Bowgada

Scientific classification
- Kingdom: Plantae
- Clade: Tracheophytes
- Clade: Angiosperms
- Clade: Eudicots
- Clade: Rosids
- Order: Fabales
- Family: Fabaceae
- Subfamily: Caesalpinioideae
- Clade: Mimosoid clade
- Genus: Acacia
- Species: A. ramulosa
- Variety: A. r. var. linophylla
- Trinomial name: Acacia ramulosa var. linophylla W.Fitzg. (Pedley)

= Acacia ramulosa var. linophylla =

Variety of legume

Acacia ramulosa var. linophylla, commonly known as bowgada, wanderry mulga, horse mulga or sometimes wanyu, is a subspecies of the tree species Acacia ramulosa, with which it shares several common names. While the parent species is found throughout arid Australia, this subspecies is much more restricted, being found only on loose red sand in south central Western Australia and sporadically in South Australia. The species was formally named Acacia linophylla until 2001, when it was recognised as a variety of Acacia ramulosa.

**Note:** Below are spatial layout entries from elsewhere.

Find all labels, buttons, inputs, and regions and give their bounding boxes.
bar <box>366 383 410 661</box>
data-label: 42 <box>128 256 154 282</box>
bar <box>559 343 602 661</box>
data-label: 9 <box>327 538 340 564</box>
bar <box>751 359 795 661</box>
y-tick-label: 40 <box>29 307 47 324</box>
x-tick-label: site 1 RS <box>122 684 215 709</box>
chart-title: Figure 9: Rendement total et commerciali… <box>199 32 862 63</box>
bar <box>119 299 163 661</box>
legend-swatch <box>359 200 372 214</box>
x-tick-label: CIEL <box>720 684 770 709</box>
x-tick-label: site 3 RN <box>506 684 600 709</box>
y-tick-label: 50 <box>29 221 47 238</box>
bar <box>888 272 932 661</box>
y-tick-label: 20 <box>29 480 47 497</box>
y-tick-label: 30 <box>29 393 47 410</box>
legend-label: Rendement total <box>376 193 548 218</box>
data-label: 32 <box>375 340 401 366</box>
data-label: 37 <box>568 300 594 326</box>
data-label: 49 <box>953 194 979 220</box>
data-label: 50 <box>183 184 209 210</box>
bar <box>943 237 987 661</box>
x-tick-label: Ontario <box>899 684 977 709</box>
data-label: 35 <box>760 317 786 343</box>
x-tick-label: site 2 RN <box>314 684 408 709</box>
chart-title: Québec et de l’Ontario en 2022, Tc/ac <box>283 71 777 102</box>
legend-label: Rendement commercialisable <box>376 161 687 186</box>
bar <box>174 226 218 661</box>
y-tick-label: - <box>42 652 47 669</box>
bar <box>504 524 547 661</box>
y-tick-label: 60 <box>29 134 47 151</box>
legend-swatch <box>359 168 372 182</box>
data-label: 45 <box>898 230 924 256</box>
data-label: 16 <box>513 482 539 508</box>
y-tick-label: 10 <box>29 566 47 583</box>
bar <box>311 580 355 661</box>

This species grows as a spreading shrub or low tree, up to four metres long and often wider than it is high. Like most Acacia species, it has phyllodes rather than true leaves. These are greyish green in colour, round in cross-section, and held almost vertically; they may be up to thirteen centimetres long and two millimetres in diameter. The flowers are yellow, and held in cylindrical clusters about two centimetres long. The pods are thick and woody, up to ten centimetres long and one centimetre wide, with deep fissures along their length.